By the final day of testing we had completed all the dynamic scenarios we had initially planned, so we decided to attempt something a bit different – instead of using the online solvent sensors to simply monitor the plant, we would try to actively control CO2 capture rate following a reboiler shutdown event using the online lean loading sensor. The idea was to switch off the flow of steam to the reboiler, allow the capture rate to decrease, then reintroduce reboiler steam at such a time that a minimum CO2 capture rate of 30% (chosen arbitrarily) was achieved.
Well, how did it go? Let’s take a look at the plant trends…
For a target minimum of 30% capture, we overshot it by about 4% (The sensor misbehaved a bit so we took too long to switch the reboiler back on). Not perfect, but not too bad considering it was based on an idea Bill and I came up and implemented in the space of about 3 hours! Continuous solvent composition measurements are likely to be an important variable in future plant control systems, and as far as we know this is the first time anyone has attempted this sort of thing in practice.

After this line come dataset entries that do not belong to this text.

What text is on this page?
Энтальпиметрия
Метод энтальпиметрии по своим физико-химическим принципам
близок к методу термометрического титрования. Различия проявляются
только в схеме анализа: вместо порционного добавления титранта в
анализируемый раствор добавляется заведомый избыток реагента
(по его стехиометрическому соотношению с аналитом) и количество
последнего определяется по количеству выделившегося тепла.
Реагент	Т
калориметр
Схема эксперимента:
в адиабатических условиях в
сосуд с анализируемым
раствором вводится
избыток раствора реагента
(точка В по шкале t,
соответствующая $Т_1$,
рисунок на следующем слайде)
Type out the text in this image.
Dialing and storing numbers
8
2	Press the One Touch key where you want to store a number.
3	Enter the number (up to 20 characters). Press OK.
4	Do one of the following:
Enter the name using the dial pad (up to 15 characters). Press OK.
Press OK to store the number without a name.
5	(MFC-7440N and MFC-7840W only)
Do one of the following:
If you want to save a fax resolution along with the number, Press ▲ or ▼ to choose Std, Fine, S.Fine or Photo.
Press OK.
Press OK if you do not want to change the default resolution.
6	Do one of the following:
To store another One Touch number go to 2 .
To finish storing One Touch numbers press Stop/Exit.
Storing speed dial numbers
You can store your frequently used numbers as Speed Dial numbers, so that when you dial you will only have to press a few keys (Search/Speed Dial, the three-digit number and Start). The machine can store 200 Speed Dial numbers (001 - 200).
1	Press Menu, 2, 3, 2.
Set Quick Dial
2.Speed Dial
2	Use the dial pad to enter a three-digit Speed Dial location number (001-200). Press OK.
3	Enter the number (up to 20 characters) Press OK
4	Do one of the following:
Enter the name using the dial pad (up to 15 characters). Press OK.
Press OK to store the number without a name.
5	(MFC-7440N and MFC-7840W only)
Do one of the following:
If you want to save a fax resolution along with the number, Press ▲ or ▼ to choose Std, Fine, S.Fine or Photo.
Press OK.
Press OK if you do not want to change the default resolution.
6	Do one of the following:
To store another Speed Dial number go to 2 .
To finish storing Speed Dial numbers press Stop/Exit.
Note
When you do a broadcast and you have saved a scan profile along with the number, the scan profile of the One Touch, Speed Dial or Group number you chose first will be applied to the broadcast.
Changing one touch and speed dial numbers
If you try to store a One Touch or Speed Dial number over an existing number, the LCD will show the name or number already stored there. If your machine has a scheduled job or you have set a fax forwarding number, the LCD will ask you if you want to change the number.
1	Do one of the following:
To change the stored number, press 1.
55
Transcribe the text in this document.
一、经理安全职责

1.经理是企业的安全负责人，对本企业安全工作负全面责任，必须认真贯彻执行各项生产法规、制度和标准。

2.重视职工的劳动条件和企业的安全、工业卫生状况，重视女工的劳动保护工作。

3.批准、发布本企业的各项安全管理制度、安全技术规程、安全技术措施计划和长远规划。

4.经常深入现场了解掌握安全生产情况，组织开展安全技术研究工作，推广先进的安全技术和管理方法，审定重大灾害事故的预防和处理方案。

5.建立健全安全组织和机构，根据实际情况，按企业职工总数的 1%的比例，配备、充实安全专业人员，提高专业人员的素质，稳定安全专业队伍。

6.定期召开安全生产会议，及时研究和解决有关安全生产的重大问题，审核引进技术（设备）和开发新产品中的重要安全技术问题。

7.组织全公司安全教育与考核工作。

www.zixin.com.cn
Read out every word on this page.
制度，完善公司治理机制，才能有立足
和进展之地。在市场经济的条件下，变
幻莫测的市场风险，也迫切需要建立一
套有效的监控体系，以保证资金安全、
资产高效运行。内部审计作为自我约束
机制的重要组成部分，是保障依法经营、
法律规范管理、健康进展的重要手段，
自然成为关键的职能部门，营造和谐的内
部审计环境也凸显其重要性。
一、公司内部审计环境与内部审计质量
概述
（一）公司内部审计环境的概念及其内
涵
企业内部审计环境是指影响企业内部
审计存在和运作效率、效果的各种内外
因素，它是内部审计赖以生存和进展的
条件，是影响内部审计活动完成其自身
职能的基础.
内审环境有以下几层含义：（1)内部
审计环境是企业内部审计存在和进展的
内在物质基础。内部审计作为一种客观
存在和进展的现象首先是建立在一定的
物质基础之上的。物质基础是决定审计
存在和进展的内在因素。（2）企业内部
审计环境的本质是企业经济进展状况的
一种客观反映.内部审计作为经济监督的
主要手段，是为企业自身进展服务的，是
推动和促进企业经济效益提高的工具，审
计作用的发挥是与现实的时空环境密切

So despite a shaky start we ended up obtaining seven full sets of plant data for dynamic operating scenarios on coal plant, and a bonus “control” scenario too. The results are (hopefully) due to be published in the International Journal of Greenhouse Gas Control, and we’re currently discussing using the data to validate dynamic models with researchers from Imperial College. So keep your eyes peeled for those!